Menurutnya, zaman Orde Baru dulu, setiap 1% pertumbuhan ekonomi di Indonesia mampu menyerap sampai 400 ribu angkatan kerja baru. Realitas saat ini jauh dibawah angka tersebut.

Dia melanjutkan, ekonomi Indonesia memang tumbuh. Tapi kualitasnya rendah ditandai dengan kemampuan penyerapan lapangan kerja baru yang kecil. “Dampaknya, kesejahteraan yang di-drive dari kegiatan ekonomi juga kurang optimal,” jelas Akbar.
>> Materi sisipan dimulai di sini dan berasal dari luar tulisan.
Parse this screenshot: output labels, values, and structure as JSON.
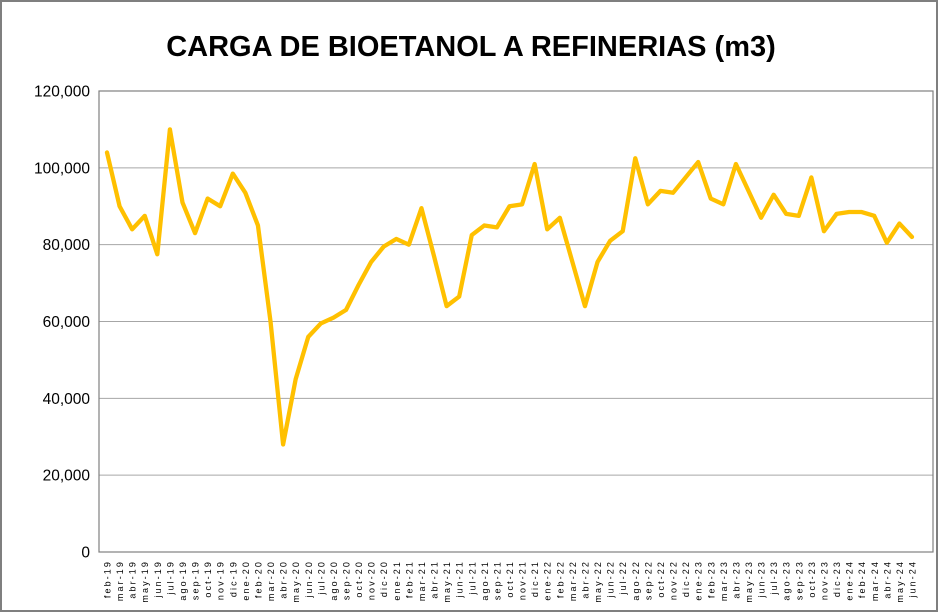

Ekonom FE UGM itu menambahkan, tahun 2005 lalu jumlah pengangguran di Indonesia versi BPS tercatat ada 11 juta jiwa. Sedang datang tahun 2014 bulan Agustus turun menjadi 7,30 juta jiwa yang menganggur.

Namun begitu, menurut Akbar, batasan pengangguran yang digunakan pemerintah bahkan sejak zaman Presiden SBY sampai Presiden Jokowi sangat longgar.

“Orang yang bekerja satu jam dalam seminggu untuk mencari nafkah, dianggap bukan pengangguran. Padahal, hasil kerja mereka sangat jauh dari kebutuhan riil mereka,” terang Akbar.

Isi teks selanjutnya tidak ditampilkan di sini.